Former national security adviser Zbigniew Brzezinski likened U.S. officials’ saber rattling about Iran’s alleged nuclear ambitions to similar statements made before the start of the Iraq war.
“I think the administration, the president and the vice president particularly, are trying to hype the atmosphere, and that is reminiscent of what preceded the war in Iraq,” Brzezinski told CNN’s “Late Edition” on Sunday.
But Henry Kissinger, the former national security adviser and secretary of state under President Nixon, appeared not to doubt Iran’s alleged ambitions.

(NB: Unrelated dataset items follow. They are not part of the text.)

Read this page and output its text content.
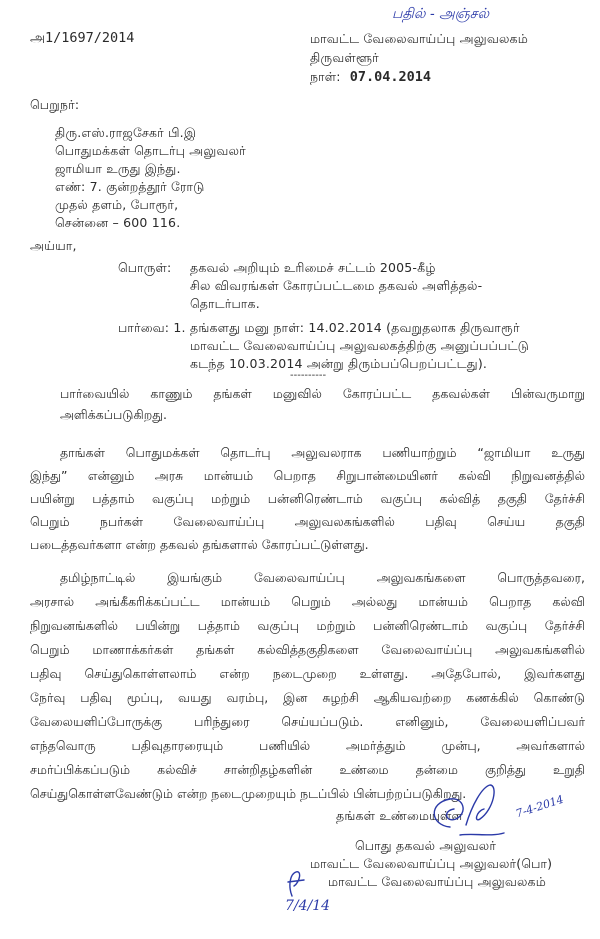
அ1/1697/2014
பதில் - அஞ்சல்
மாவட்ட வேலைவாய்ப்பு அலுவலகம்
திருவள்ளூர்
நாள்: 07.04.2014
பெறுநர்:
திரு.எஸ்.ராஜசேகர் பி.இ
பொதுமக்கள் தொடர்பு அலுவலர்
ஜாமியா உருது இந்து.
எண்: 7. குன்றத்தூர் ரோடு
முதல் தளம், போரூர்,
சென்னை – 600 116.
அய்யா,
பொருள்: தகவல் அறியும் உரிமைச் சட்டம் 2005-கீழ்
சில விவரங்கள் கோரப்பட்டமை தகவல் அளித்தல்-
தொடர்பாக.
பார்வை: 1. தங்களது மனு நாள்: 14.02.2014 (தவறுதலாக திருவாரூர்
மாவட்ட வேலைவாய்ப்பு அலுவலகத்திற்கு அனுப்பப்பட்டு
கடந்த 10.03.2014 அன்று திரும்பப்பெறப்பட்டது).
----------
பார்வையில் காணும் தங்கள் மனுவில் கோரப்பட்ட தகவல்கள் பின்வருமாறு
அளிக்கப்படுகிறது.
தாங்கள் பொதுமக்கள் தொடர்பு அலுவலராக பணியாற்றும் “ஜாமியா உருது
இந்து” என்னும் அரசு மான்யம் பெறாத சிறுபான்மையினர் கல்வி நிறுவனத்தில்
பயின்று பத்தாம் வகுப்பு மற்றும் பன்னிரெண்டாம் வகுப்பு கல்வித் தகுதி தேர்ச்சி
பெறும் நபர்கள் வேலைவாய்ப்பு அலுவலகங்களில் பதிவு செய்ய தகுதி
படைத்தவர்களா என்ற தகவல் தங்களால் கோரப்பட்டுள்ளது.
தமிழ்நாட்டில் இயங்கும் வேலைவாய்ப்பு அலுவகங்களை பொருத்தவரை,
அரசால் அங்கீகரிக்கப்பட்ட மான்யம் பெறும் அல்லது மான்யம் பெறாத கல்வி
நிறுவனங்களில் பயின்று பத்தாம் வகுப்பு மற்றும் பன்னிரெண்டாம் வகுப்பு தேர்ச்சி
பெறும் மாணாக்கர்கள் தங்கள் கல்வித்தகுதிகளை வேலைவாய்ப்பு அலுவகங்களில்
பதிவு செய்துகொள்ளலாம் என்ற நடைமுறை உள்ளது. அதேபோல், இவர்களது
நேர்வு பதிவு மூப்பு, வயது வரம்பு, இன சுழற்சி ஆகியவற்றை கணக்கில் கொண்டு
வேலையளிப்போருக்கு பரிந்துரை செய்யப்படும். எனினும், வேலையளிப்பவர்
எந்தவொரு பதிவுதாரரையும் பணியில் அமர்த்தும் முன்பு, அவர்களால்
சமர்ப்பிக்கப்படும் கல்விச் சான்றிதழ்களின் உண்மை தன்மை குறித்து உறுதி
செய்துகொள்ளவேண்டும் என்ற நடைமுறையும் நடப்பில் பின்பற்றப்படுகிறது.
தங்கள் உண்மையுள்ள	7-4-2014
பொது தகவல் அலுவலர்
மாவட்ட வேலைவாய்ப்பு அலுவலர்(பொ)
மாவட்ட வேலைவாய்ப்பு அலுவலகம்
7/4/14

“I believe they are building a capability to build a nuclear bomb,” Kissinger told CNN. “I don’t think they’re yet in a position to build a nuclear bomb, but they may be two or three years away from it.”
Earlier this month during a televised speech asserting that U.S. troops should not be immediately withdrawn from Iraq, President Bush said, “Iran would benefit from the chaos and would be encouraged in its efforts to gain nuclear weapons and dominate the region.”
However, Iranian President Mahmoud Ahmadinejad said in an interview that aired Sunday on CBS’ “60 Minutes” that “insecurity in Iraq is detrimental to our interests.”
Brzezinski also disapproved of Bush’s statement.
“When the president flatly asserts they are seeking nuclear weapons, he’s overstating the facts,” he said. “We are suspicious. We have strong suspicions, but we don’t have facts that they are.”
Brzezinski, who served under President Jimmy Carter, said he is not sure how to interpret Iran’s intentions. Iran has insisted its nuclear program is intended solely for peaceful purposes.
“I think it’s quite possible that they are seeking weapons or positioning themselves to have them, but we have very scant evidence to support that,” he said. “And the president of the United States, especially after Iraq, should be very careful about the veracity of his public assertions.”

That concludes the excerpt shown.